Artists like Basquiat and Keith Haring were looking away from minimalism to artists such as Dubuffet, Pierre Alechinsky, the COBRA group, and Cy Twombly for a way out of this reduced and confining box. The figure had long been gone from serious critical discussions when this period emerged and set the New York art world on fire. Basquiat and Haring went to see a small show by Robbie Tillotson, who died in obscurity from AIDS, right before they broke out into their wild styles and Annina Nosei and Tony Shafrazi scooped them up and created the artists that we know. Tillotson’s paintings were a critical clue for both of these guys, in his embrace of the Expressionist graffiti rift that in turn made them famous.

This show is very curious in the fact that it really shows the difference between Dubuffet’s European finish to a painting and the brashness of a youthful, “fuck everything” American attitude seen in Basquiat’s work. Both were interested in the art of the insane, children’s art, pop art, and Abstract Expressionism, and they both synthesized it into images incorporating handwriting with direct painting.

The galley has paired up the paintings so we can make a direct comparison of the methods and iconography of each. In Dubuffet’s “Valche la belle muflee” (1954) and Basquiat’s “The Field Next to the Other Road” (1981), both paint cows; in Basquiat’s “Napoleonic Stereotypes Circa’44” (1976) and Dubuffet’s “La vie coloniale” (1976), each breaks up the space in a stacked square grid-like format and fill it with drawn faces and bodies in conversation. Both artists are concerned with the flattening and layering of image—but more like pages from a drawing pad collaged next to each other than a David Salle “on top of” layering. Dubuffet cut and pasted his drawings onto the canvas ala Matisse’s late cutouts to achieve the fullness and nonhierarchical image, as in the painting “Voyage en auto, October 15”(1976), and Basquiat used similar techniques by stacking found objects from the street with his stretched canvas to arrive at his assemblages, as in the 1982 painting “Untitled Tar and Feathers.”

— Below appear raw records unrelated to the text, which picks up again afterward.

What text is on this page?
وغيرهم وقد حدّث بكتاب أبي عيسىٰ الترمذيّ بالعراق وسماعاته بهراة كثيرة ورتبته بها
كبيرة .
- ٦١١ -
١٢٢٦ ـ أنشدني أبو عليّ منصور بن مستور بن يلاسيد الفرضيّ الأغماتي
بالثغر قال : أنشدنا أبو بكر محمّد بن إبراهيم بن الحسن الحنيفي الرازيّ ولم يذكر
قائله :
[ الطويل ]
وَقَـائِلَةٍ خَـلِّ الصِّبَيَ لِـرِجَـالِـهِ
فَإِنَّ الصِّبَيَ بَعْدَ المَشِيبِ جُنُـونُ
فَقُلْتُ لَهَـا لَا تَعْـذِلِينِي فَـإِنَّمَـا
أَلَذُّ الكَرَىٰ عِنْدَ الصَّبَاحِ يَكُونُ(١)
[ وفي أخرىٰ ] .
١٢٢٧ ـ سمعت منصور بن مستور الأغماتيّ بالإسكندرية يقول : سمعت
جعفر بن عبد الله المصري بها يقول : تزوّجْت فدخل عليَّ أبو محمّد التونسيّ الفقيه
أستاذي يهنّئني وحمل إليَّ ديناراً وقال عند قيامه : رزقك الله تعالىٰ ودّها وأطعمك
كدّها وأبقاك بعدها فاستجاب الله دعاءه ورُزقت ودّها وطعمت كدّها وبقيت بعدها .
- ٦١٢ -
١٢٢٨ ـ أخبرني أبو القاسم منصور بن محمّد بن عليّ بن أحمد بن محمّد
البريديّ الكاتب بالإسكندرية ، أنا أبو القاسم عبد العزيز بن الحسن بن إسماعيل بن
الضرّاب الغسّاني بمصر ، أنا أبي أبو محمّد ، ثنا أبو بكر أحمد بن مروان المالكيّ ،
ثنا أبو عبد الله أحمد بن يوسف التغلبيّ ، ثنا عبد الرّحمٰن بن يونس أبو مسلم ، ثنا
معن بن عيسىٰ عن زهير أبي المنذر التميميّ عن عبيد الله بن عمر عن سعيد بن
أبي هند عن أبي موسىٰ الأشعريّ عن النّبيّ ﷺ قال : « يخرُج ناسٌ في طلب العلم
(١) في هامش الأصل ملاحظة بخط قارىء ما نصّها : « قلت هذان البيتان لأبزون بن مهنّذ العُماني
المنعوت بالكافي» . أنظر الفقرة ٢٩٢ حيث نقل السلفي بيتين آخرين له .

It’s nice to see this loose style of energetic painting amidst the photo-based work around now. Because I know Basquiat’s work and there has been so much of it around lately I found myself gazing at the Dubuffets. They seem to tackle the challenge and balance the naive and master painter the best. They look complete and direct without being fussy. Maybe this is because he was older. Basquiat’s look thinner and emptier, more in the moment of rebellion and disregard. It makes me wonder what he would have produced if he hadn’t gone to an early grave.